Nicod Elena, Meregaglia Michela, Whittal Amanda, Upadhyaya Sheela, Facey Karen, Drummond Michael
Research Centre on Health and Social Care Management (CERGAS), SDA Bocconi School of Management, Via Sarfatti 10, 20136, Milan, Italy.
National Institute for Health and Care Excellence, London, UK.
Eur J Health Econ. 2022 Jun;23(4):645-669. doi: 10.1007/s10198-021-01387-w. Epub 2021 Oct 29.
Challenges with patient-reported outcome (PRO) evidence and health state utility values (HSUVs) in rare diseases exist due to small, heterogeneous populations, lack of disease knowledge and early onset. To better incorporate quality of life (QoL) into Health Technology Assessment, a clearer understanding of these challenges is needed.
NICE appraisals of non-oncology treatments with an EMA orphan designation (n = 24), and corresponding appraisals in the Netherlands, France, and Germany were included. Document analysis of appraisal reports investigated how PROs/HSUVs influenced decision-making and was representative of QoL impact of condition and treatment.
PRO evidence was not included in 6/24 NICE appraisals. When included, it either failed to demonstrate change, capture domains important for patients, or was uncertain. In the other countries, little information was reported and evidence largely did not demonstrate change. In NICE appraisals, HSUVs were derived through the collection of EQ-5D data (7/24 cases), mapping (6/24), vignettes (5/24), and published literature or other techniques (6/24). The majority did not use data collected alongside clinical trials. Few measures demonstrated significant change due to lack of sensitivity or face validity, short-term data, or implausible health states. In 8/24 NICE appraisals, patient surveys or input during appraisal committee meetings supported the interpretation of uncertainty or provided evidence about QoL.

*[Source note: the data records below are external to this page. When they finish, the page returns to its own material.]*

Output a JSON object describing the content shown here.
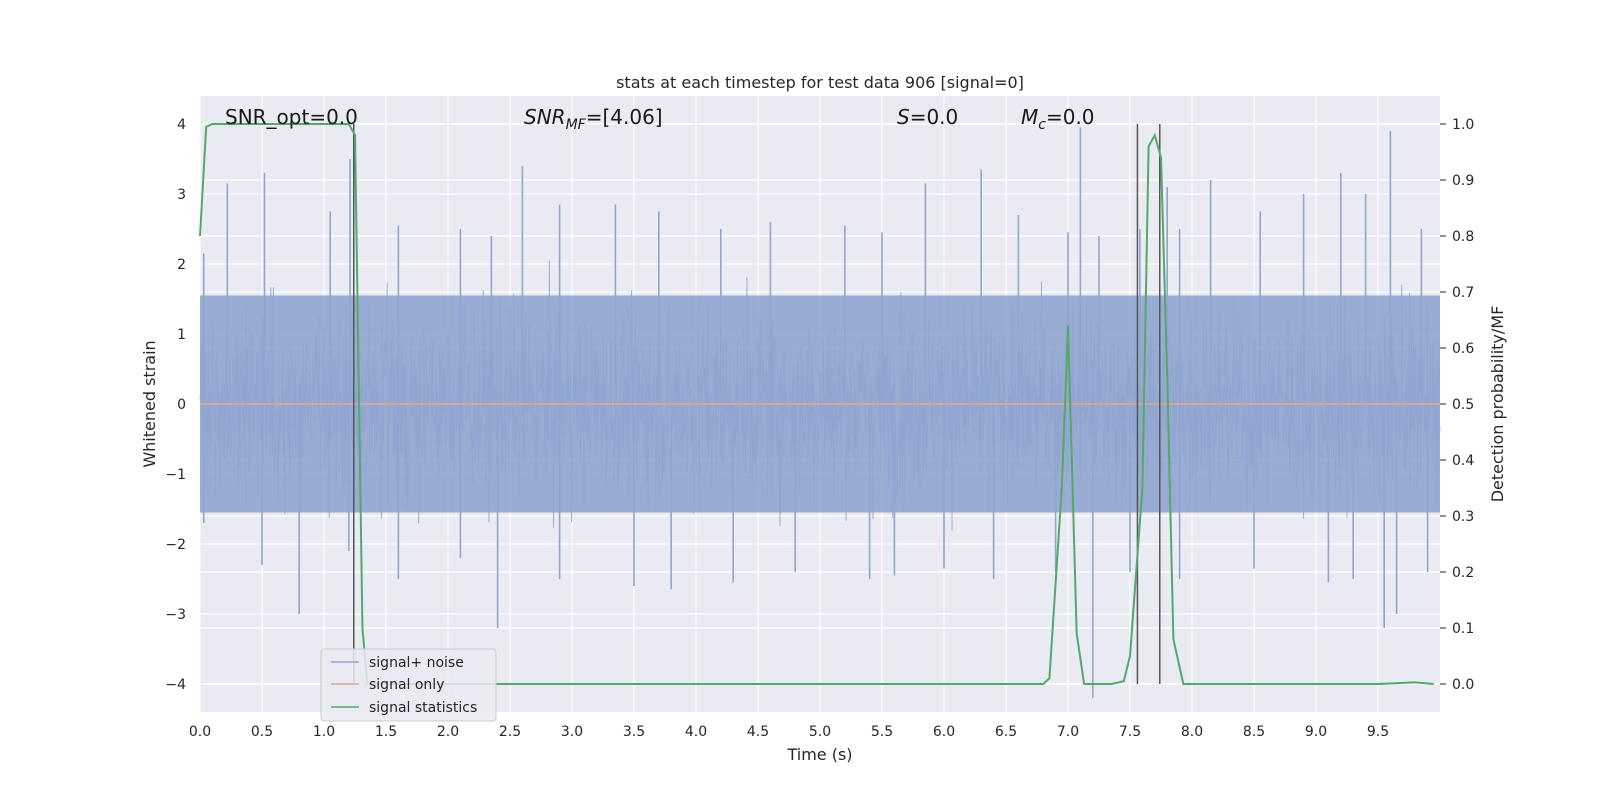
{
  "chart_data": {
    "type": "line",
    "title": "stats at each timestep for test data 906 [signal=0]",
    "xlabel": "Time (s)",
    "ylabel": "Whitened strain",
    "y2label": "Detection probability/MF",
    "xlim": [
      0.0,
      10.0
    ],
    "ylim": [
      -4.4,
      4.4
    ],
    "y2lim": [
      -0.05,
      1.05
    ],
    "xticks": [
      "0.0",
      "0.5",
      "1.0",
      "1.5",
      "2.0",
      "2.5",
      "3.0",
      "3.5",
      "4.0",
      "4.5",
      "5.0",
      "5.5",
      "6.0",
      "6.5",
      "7.0",
      "7.5",
      "8.0",
      "8.5",
      "9.0",
      "9.5"
    ],
    "xtick_values": [
      0.0,
      0.5,
      1.0,
      1.5,
      2.0,
      2.5,
      3.0,
      3.5,
      4.0,
      4.5,
      5.0,
      5.5,
      6.0,
      6.5,
      7.0,
      7.5,
      8.0,
      8.5,
      9.0,
      9.5
    ],
    "yticks": [
      "−4",
      "−3",
      "−2",
      "−1",
      "0",
      "1",
      "2",
      "3",
      "4"
    ],
    "ytick_values": [
      -4,
      -3,
      -2,
      -1,
      0,
      1,
      2,
      3,
      4
    ],
    "y2ticks": [
      "0.0",
      "0.1",
      "0.2",
      "0.3",
      "0.4",
      "0.5",
      "0.6",
      "0.7",
      "0.8",
      "0.9",
      "1.0"
    ],
    "y2tick_values": [
      0.0,
      0.1,
      0.2,
      0.3,
      0.4,
      0.5,
      0.6,
      0.7,
      0.8,
      0.9,
      1.0
    ],
    "grid": true,
    "legend_position": "lower-left",
    "annotations": {
      "snr_opt": "SNR_opt=0.0",
      "snr_mf_main": "SNR",
      "snr_mf_sub": "MF",
      "snr_mf_value": "=[4.06]",
      "s_var": "S",
      "s_value": "=0.0",
      "mc_var": "M",
      "mc_sub": "c",
      "mc_value": "=0.0"
    },
    "series": [
      {
        "name": "signal+ noise",
        "color": "#8fa5cf",
        "peaks_x": [
          0.03,
          0.22,
          0.52,
          1.05,
          1.21,
          1.6,
          2.1,
          2.35,
          2.6,
          2.9,
          3.35,
          3.7,
          4.2,
          4.6,
          5.2,
          5.5,
          5.85,
          6.3,
          6.6,
          7.0,
          7.1,
          7.25,
          7.58,
          7.8,
          7.9,
          8.15,
          8.55,
          8.9,
          9.2,
          9.4,
          9.6,
          9.85
        ],
        "peaks_y": [
          2.15,
          3.15,
          3.3,
          2.75,
          3.5,
          2.55,
          2.5,
          2.4,
          3.4,
          2.85,
          2.85,
          2.75,
          2.5,
          2.6,
          2.55,
          2.45,
          3.15,
          3.35,
          2.7,
          2.45,
          3.95,
          2.4,
          2.5,
          3.1,
          2.5,
          3.2,
          2.75,
          3.0,
          3.3,
          3.0,
          3.9,
          2.5
        ],
        "troughs_x": [
          0.03,
          0.5,
          0.8,
          1.2,
          1.6,
          2.1,
          2.4,
          2.9,
          3.5,
          3.8,
          4.3,
          4.8,
          5.4,
          5.6,
          6.0,
          6.4,
          6.9,
          7.2,
          7.5,
          7.9,
          8.5,
          9.1,
          9.3,
          9.55,
          9.65,
          9.9
        ],
        "troughs_y": [
          -1.7,
          -2.3,
          -3.0,
          -2.1,
          -2.5,
          -2.2,
          -3.2,
          -2.5,
          -2.6,
          -2.65,
          -2.55,
          -2.4,
          -2.5,
          -2.45,
          -2.35,
          -2.5,
          -2.4,
          -4.2,
          -2.4,
          -2.5,
          -2.35,
          -2.55,
          -2.5,
          -3.2,
          -3.0,
          -2.4
        ]
      },
      {
        "name": "signal only",
        "color": "#e8a58a",
        "x": [
          0.0,
          10.0
        ],
        "y": [
          0.0,
          0.0
        ]
      },
      {
        "name": "signal statistics",
        "color": "#55a868",
        "axis": "right",
        "x": [
          0.0,
          0.05,
          0.1,
          0.2,
          1.2,
          1.25,
          1.31,
          1.35,
          1.4,
          6.8,
          6.85,
          6.95,
          7.0,
          7.07,
          7.13,
          7.2,
          7.35,
          7.45,
          7.5,
          7.6,
          7.65,
          7.7,
          7.75,
          7.8,
          7.85,
          7.93,
          8.0,
          9.5,
          9.8,
          9.95
        ],
        "y": [
          0.8,
          0.995,
          1.0,
          1.0,
          1.0,
          0.98,
          0.1,
          0.0,
          0.0,
          0.0,
          0.01,
          0.35,
          0.64,
          0.09,
          0.0,
          0.0,
          0.0,
          0.005,
          0.05,
          0.35,
          0.96,
          0.98,
          0.94,
          0.55,
          0.08,
          0.0,
          0.0,
          0.0,
          0.003,
          0.0
        ]
      }
    ],
    "vertical_lines_x": [
      1.24,
      7.56,
      7.74
    ],
    "vertical_lines_color": "#555555"
  }
}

This study sheds light on the nature of PRO evidence in rare diseases and associated challenges. Results emphasise the need for improved development and use of PRO/HSUVs. Other forms of evidence and expert input are crucial to support better appraisal of uncertain or missing evidence.
由于患者群体规模小、异质性大、缺乏疾病知识以及疾病早期发病,罕见病患者报告结局(PRO)证据和健康状态效用值(HSUV)面临挑战。为了更好地将生活质量(QoL)纳入卫生技术评估,需要更清楚地了解这些挑战。

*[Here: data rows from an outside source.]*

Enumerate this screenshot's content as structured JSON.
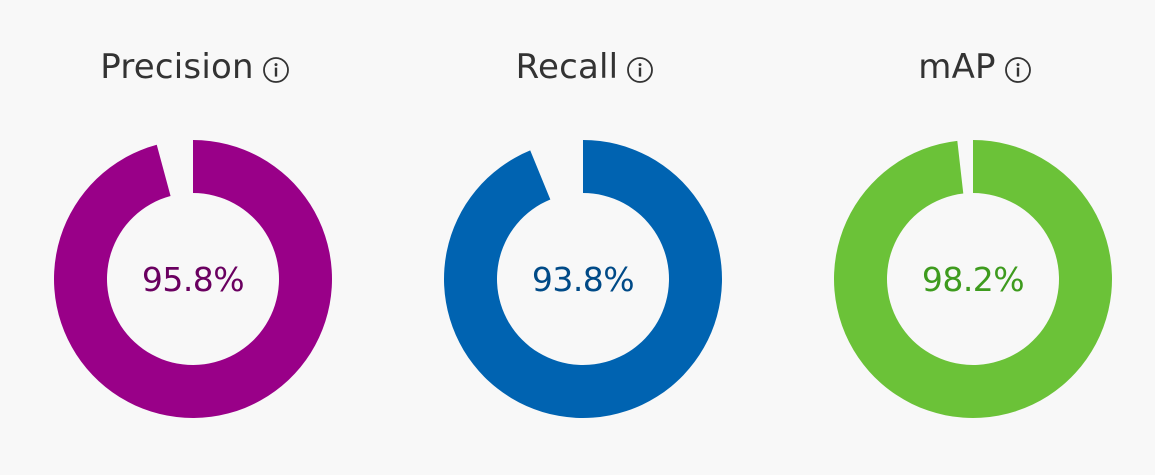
{
  "metrics": [
    {
      "label": "Precision",
      "value_text": "95.8%",
      "value": 95.8,
      "ring_color": "#990088",
      "text_color": "#6a0060",
      "info_icon": "info-icon"
    },
    {
      "label": "Recall",
      "value_text": "93.8%",
      "value": 93.8,
      "ring_color": "#0063b1",
      "text_color": "#004a87",
      "info_icon": "info-icon"
    },
    {
      "label": "mAP",
      "value_text": "98.2%",
      "value": 98.2,
      "ring_color": "#6bc238",
      "text_color": "#3e9b1e",
      "info_icon": "info-icon"
    }
  ]
}
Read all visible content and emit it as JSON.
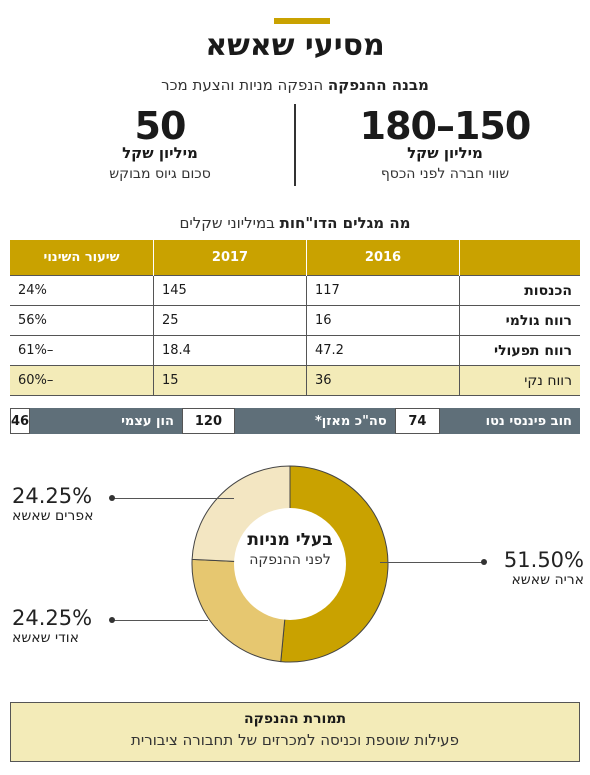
{
  "header": {
    "title": "מסיעי שאשא",
    "subtitle_bold": "מבנה ההנפקה",
    "subtitle_rest": " הנפקה מניות והצעת מכר"
  },
  "stats": {
    "right": {
      "value": "180–150",
      "unit": "מיליון שקל",
      "desc": "שווי חברה לפני הכסף"
    },
    "left": {
      "value": "50",
      "unit": "מיליון שקל",
      "desc": "סכום גיוס מבוקש"
    }
  },
  "section": {
    "title_bold": "מה מגלים הדו\"חות",
    "title_rest": " במיליוני שקלים"
  },
  "table": {
    "headers": [
      "",
      "2016",
      "2017",
      "שיעור השינוי"
    ],
    "rows": [
      {
        "label": "הכנסות",
        "v2016": "117",
        "v2017": "145",
        "change": "24%"
      },
      {
        "label": "רווח גולמי",
        "v2016": "16",
        "v2017": "25",
        "change": "56%"
      },
      {
        "label": "רווח תפעולי",
        "v2016": "47.2",
        "v2017": "18.4",
        "change": "–61%"
      },
      {
        "label": "רווח נקי",
        "v2016": "36",
        "v2017": "15",
        "change": "–60%"
      }
    ]
  },
  "balance": [
    {
      "label": "חוב פיננסי נטו",
      "value": "74"
    },
    {
      "label": "סה\"כ מאזן*",
      "value": "120"
    },
    {
      "label": "הון עצמי",
      "value": "46"
    }
  ],
  "chart_data": {
    "type": "pie",
    "title": "בעלי מניות",
    "subtitle": "לפני ההנפקה",
    "slices": [
      {
        "name": "אריה שאשא",
        "value": 51.5,
        "label": "51.50%",
        "color": "#c9a200"
      },
      {
        "name": "אודי שאשא",
        "value": 24.25,
        "label": "24.25%",
        "color": "#e6c770"
      },
      {
        "name": "אפרים שאשא",
        "value": 24.25,
        "label": "24.25%",
        "color": "#f3e6c2"
      }
    ]
  },
  "footer": {
    "title": "תמורת ההנפקה",
    "text": "פעילות שוטפת וכניסה למכרזים של תחבורה ציבורית"
  },
  "colors": {
    "accent": "#c9a200",
    "highlight": "#f3ebb8",
    "slate": "#5f6f79"
  }
}
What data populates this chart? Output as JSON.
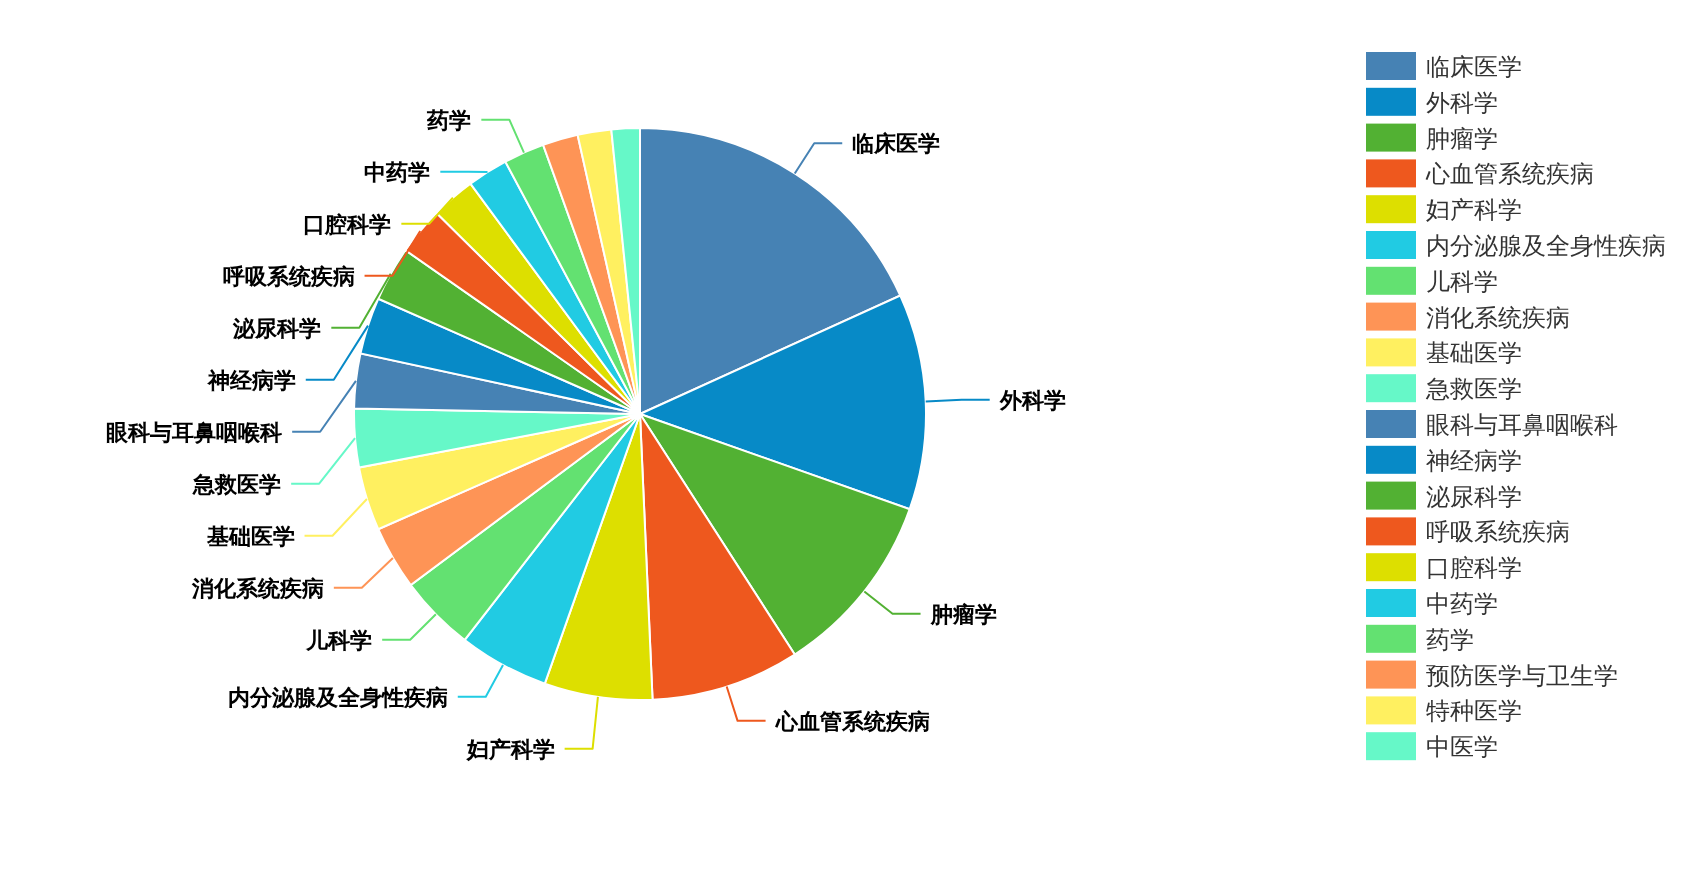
{
  "chart_data": {
    "type": "pie",
    "legend": "right",
    "categories": [
      "临床医学",
      "外科学",
      "肿瘤学",
      "心血管系统疾病",
      "妇产科学",
      "内分泌腺及全身性疾病",
      "儿科学",
      "消化系统疾病",
      "基础医学",
      "急救医学",
      "眼科与耳鼻咽喉科",
      "神经病学",
      "泌尿科学",
      "呼吸系统疾病",
      "口腔科学",
      "中药学",
      "药学",
      "预防医学与卫生学",
      "特种医学",
      "中医学"
    ],
    "values": [
      18.2,
      12.2,
      10.5,
      8.4,
      6.1,
      5.1,
      4.3,
      3.6,
      3.6,
      3.3,
      3.1,
      3.2,
      3.1,
      2.7,
      2.5,
      2.3,
      2.3,
      2.0,
      1.9,
      1.6
    ],
    "colors": [
      "#4682b4",
      "#078ac7",
      "#52b133",
      "#ee581e",
      "#dddf00",
      "#21cbe3",
      "#63e171",
      "#fe9456",
      "#fff060",
      "#66f8c8",
      "#4682b4",
      "#078ac7",
      "#52b133",
      "#ee581e",
      "#dddf00",
      "#21cbe3",
      "#63e171",
      "#fe9456",
      "#fff060",
      "#66f8c8"
    ]
  }
}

纳入了英国国家卫生与临床优化研究所(NICE)对获得欧洲药品管理局(EMA)孤儿药指定的非肿瘤治疗的评估(n = 24),以及荷兰、法国和德国的相应评估。对评估报告进行文献分析,调查PRO/HSUV如何影响决策,以及是否代表疾病和治疗对生活质量的影响。
在24项NICE评估中,有6项未纳入PRO证据。当纳入时,它要么未能证明变化、涵盖对患者重要的领域,要么存在不确定性。在其他国家,报告的信息很少,证据大多未能证明变化。在NICE评估中,HSUV通过收集EQ - 5D数据(7/24例)、映射(6/24)、 vignettes(5/24)以及已发表的文献或其他技术(6/24)得出。大多数未使用临床试验期间收集的数据。由于缺乏敏感性或表面效度、短期数据或不合理的健康状态,很少有测量显示出显著变化。在24项NICE评估中的8项中,患者调查或评估委员会会议期间的意见支持了对不确定性的解释或提供了有关生活质量的证据。
本研究揭示了罕见病中PRO证据的性质及相关挑战。结果强调了改进PRO/HSUV开发和使用的必要性。其他形式的证据和专家意见对于支持更好地评估不确定或缺失的证据至关重要。